Also wenn ich mich ein bisschen in die Zeit zurückversetze, dann glaube ich, dass man einfach immer detailliertere Systeme wollte, besonders im Vergleich zur Old School. "Realistisch" galt ja als vielbeworbenes Qualitätsmerkmal. Davon ist heute nur noch selten die Rede. Man wusste a priori ja auch nicht wieviel zu viel des Guten ist.
Von hinten angefangen:
Doch, eine subjektive Komplexitätsgrenze hatte man früher auch. Was schon in Ruhe nicht zu überblicken war oder auch nur am Spieltisch nicht praxistauglich umgesetzt werden konnte, war zu viel.
Da muss man kein Phoenix Command bemühen, das waren je nach Gruppe schon so banale Sachen wie Matrix- oder erweiterte Cyberware-(Schadens-)Regeln in SR oder Beschwörung und Artefaktmagie in DSA.
Dass Regeln Selbstzweck sind oder damals waren, halte ich für ziemlich wacklig. Sicher kommt es vor, dass man sich begeistert auf eine neue Erweiterung stürzt, weil man das Spiel mag und sich damit auch in Sachen Spielmechanik intensiver befassen
will - was letztlich nur mit neuem "Futter" geht.
Dennoch findet auf Dauer nur das im Spiel Verwendung, bei dem man irgendeinen darüber hinausgehenden Mehrwert wahrnimmt.

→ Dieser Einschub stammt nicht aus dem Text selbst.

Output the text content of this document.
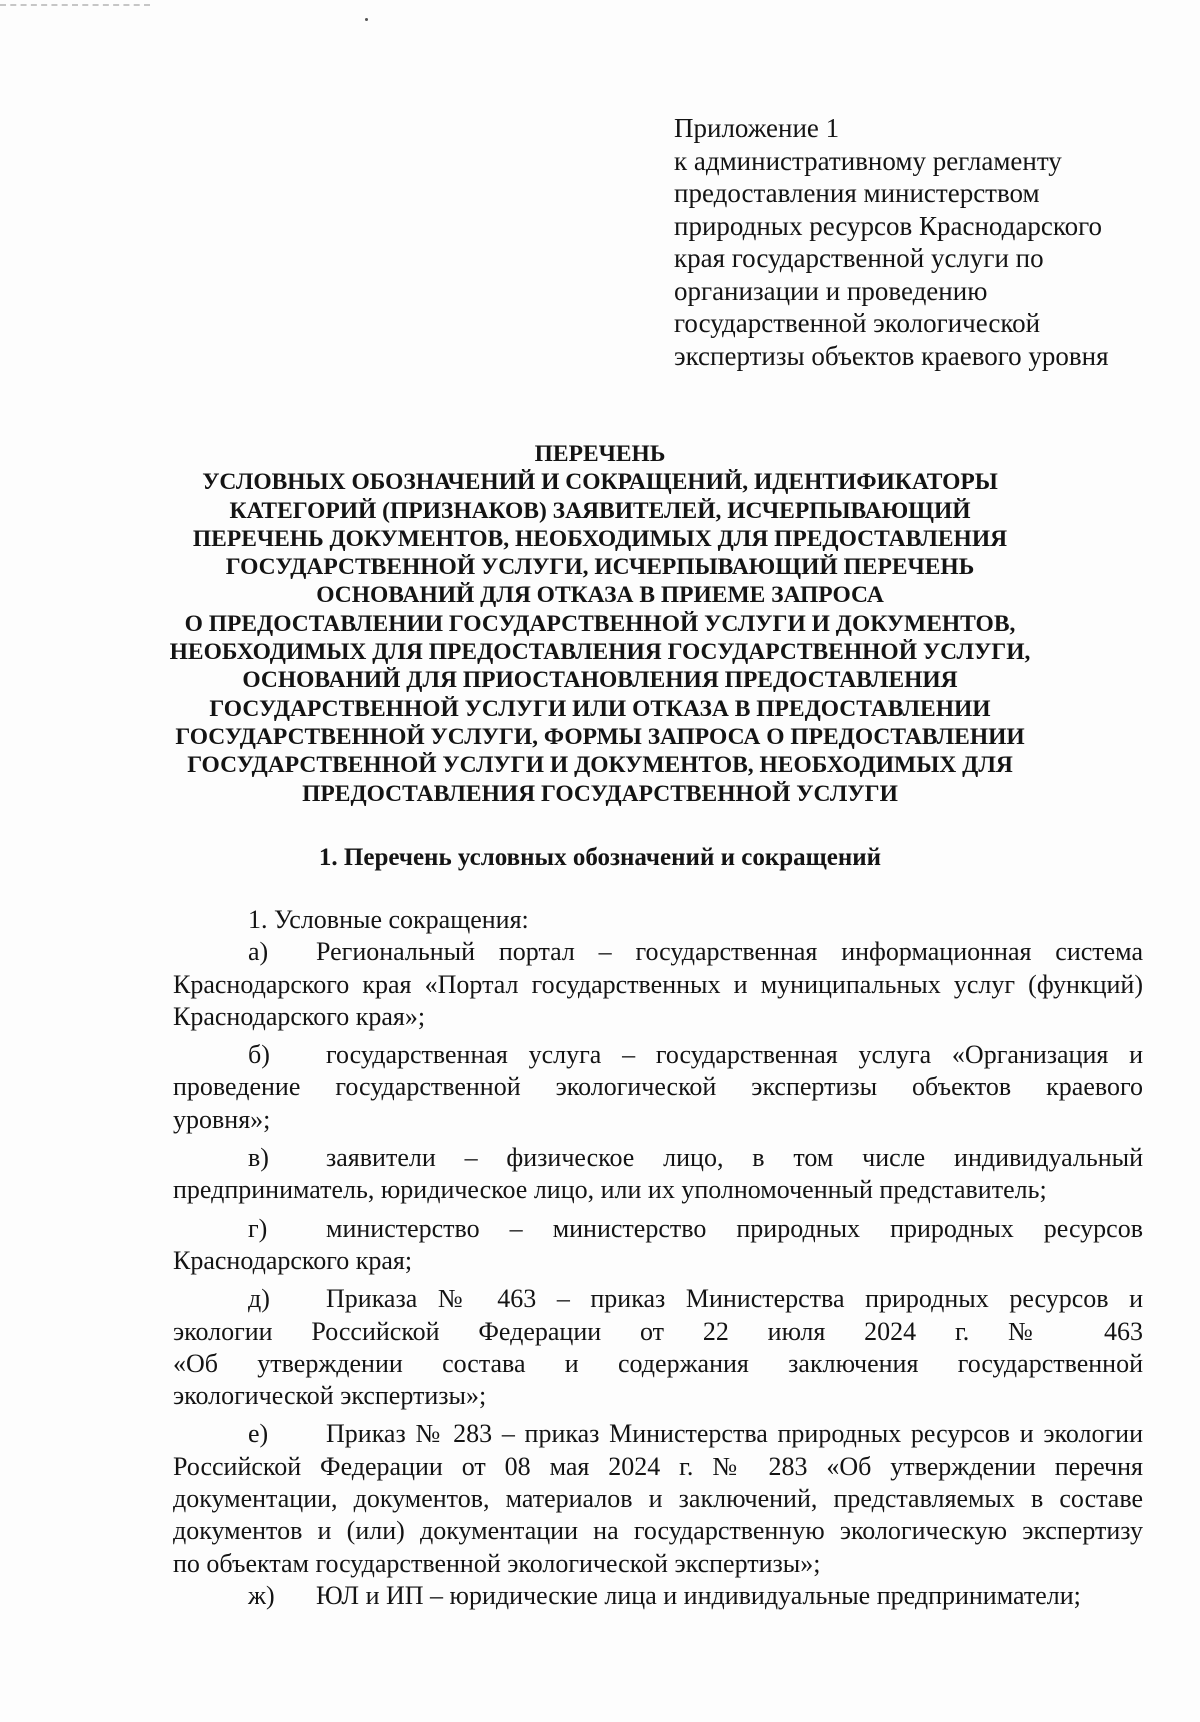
Приложение 1
к административному регламенту
предоставления министерством
природных ресурсов Краснодарского
края государственной услуги по
организации и проведению
государственной экологической
экспертизы объектов краевого уровня
ПЕРЕЧЕНЬ
УСЛОВНЫХ ОБОЗНАЧЕНИЙ И СОКРАЩЕНИЙ, ИДЕНТИФИКАТОРЫ
КАТЕГОРИЙ (ПРИЗНАКОВ) ЗАЯВИТЕЛЕЙ, ИСЧЕРПЫВАЮЩИЙ
ПЕРЕЧЕНЬ ДОКУМЕНТОВ, НЕОБХОДИМЫХ ДЛЯ ПРЕДОСТАВЛЕНИЯ
ГОСУДАРСТВЕННОЙ УСЛУГИ, ИСЧЕРПЫВАЮЩИЙ ПЕРЕЧЕНЬ
ОСНОВАНИЙ ДЛЯ ОТКАЗА В ПРИЕМЕ ЗАПРОСА
О ПРЕДОСТАВЛЕНИИ ГОСУДАРСТВЕННОЙ УСЛУГИ И ДОКУМЕНТОВ,
НЕОБХОДИМЫХ ДЛЯ ПРЕДОСТАВЛЕНИЯ ГОСУДАРСТВЕННОЙ УСЛУГИ,
ОСНОВАНИЙ ДЛЯ ПРИОСТАНОВЛЕНИЯ ПРЕДОСТАВЛЕНИЯ
ГОСУДАРСТВЕННОЙ УСЛУГИ ИЛИ ОТКАЗА В ПРЕДОСТАВЛЕНИИ
ГОСУДАРСТВЕННОЙ УСЛУГИ, ФОРМЫ ЗАПРОСА О ПРЕДОСТАВЛЕНИИ
ГОСУДАРСТВЕННОЙ УСЛУГИ И ДОКУМЕНТОВ, НЕОБХОДИМЫХ ДЛЯ
ПРЕДОСТАВЛЕНИЯ ГОСУДАРСТВЕННОЙ УСЛУГИ
1. Перечень условных обозначений и сокращений
1. Условные сокращения:
а) Региональный портал – государственная информационная система
Краснодарского края «Портал государственных и муниципальных услуг (функций)
Краснодарского края»;
б) государственная услуга – государственная услуга «Организация и
проведение государственной экологической экспертизы объектов краевого
уровня»;
в) заявители – физическое лицо, в том числе индивидуальный
предприниматель, юридическое лицо, или их уполномоченный представитель;
г) министерство – министерство природных природных ресурсов
Краснодарского края;
д) Приказа № 463 – приказ Министерства природных ресурсов и
экологии Российской Федерации от 22 июля 2024 г. № 463
«Об утверждении состава и содержания заключения государственной
экологической экспертизы»;
е) Приказ № 283 – приказ Министерства природных ресурсов и экологии
Российской Федерации от 08 мая 2024 г. № 283 «Об утверждении перечня
документации, документов, материалов и заключений, представляемых в составе
документов и (или) документации на государственную экологическую экспертизу
по объектам государственной экологической экспертизы»;
ж) ЮЛ и ИП – юридические лица и индивидуальные предприниматели;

Abgesehen von der "Benutzbarkeitsgrenze" ist dein Gedanke vom Komplexitätsbudget da sehr nützlich - was bekommt man für den zusätzlichen Aufwand?
Und auch wenn heute keiner mehr das böse R-Wort nutzt, ist das doch eine der dicksten Säulen, auf denen komplexe Systeme stehen.
DSA z.B. will nach wie vor mit einem dichten Regelwerk ein Gefühl von Authentizität erzeugen und eine "echte", greifbare Welt erschaffen. Und das steckt nicht nur im Design, das ist auch sehr oft der Maßstab, den die Fans dann tatsächlich an Regeln anlegen. Da ist mMn das größte Problem, dass das eher unreflektiert passiert und so eine diffuse Vorstellung herumgeistert, dass es eine "beste" Variante gäbe und viel grundlegender eine einzige Antwort auf die Frage, was für wen warum realistisch ist/wirkt (und das ist dann auch noch gefühlt eine lineare Sache, wo mehr Regeln zu mehr Realismus führen und umgekehrt); dabei ist das Ganze immer ein Kompromiss und ganz grundsätzlich gibt es da mehrere zielführende Modelle.
Jedenfalls kann man festhalten: Dort will man das immer noch so.
Andere haben sich von dem Bestreben weitgehend bis völlig gelöst und sind genau deswegen nicht mehr komplex.
Und noch mal andere, wie z.B. SR5, haben sich von dem Bestreben gelöst, sind trotzdem immer noch komplex und können selbst gar nicht mehr sagen, warum eigentlich - das ist mit Abstand die schlechteste Variante.
Als alles neu war, war die die Toleranz für Komplexität auch viel größer. Jetzt ist das alles ein alter Hut und man fragt sich wieviel man davon auch WIRKLICH braucht.
In der breiten Masse hat sich das mMn nicht groß geändert.
Die immer dicker werdenden Brocken haben damals schon genug Spieler mit ihrem Umfang vergrault und umgekehrt gibt es heute immer noch (teils die gleichen) Systeme, die mit ihrem Komplexitätsbudget nicht gut umgehen, aber trotzdem sehr erfolgreich sind.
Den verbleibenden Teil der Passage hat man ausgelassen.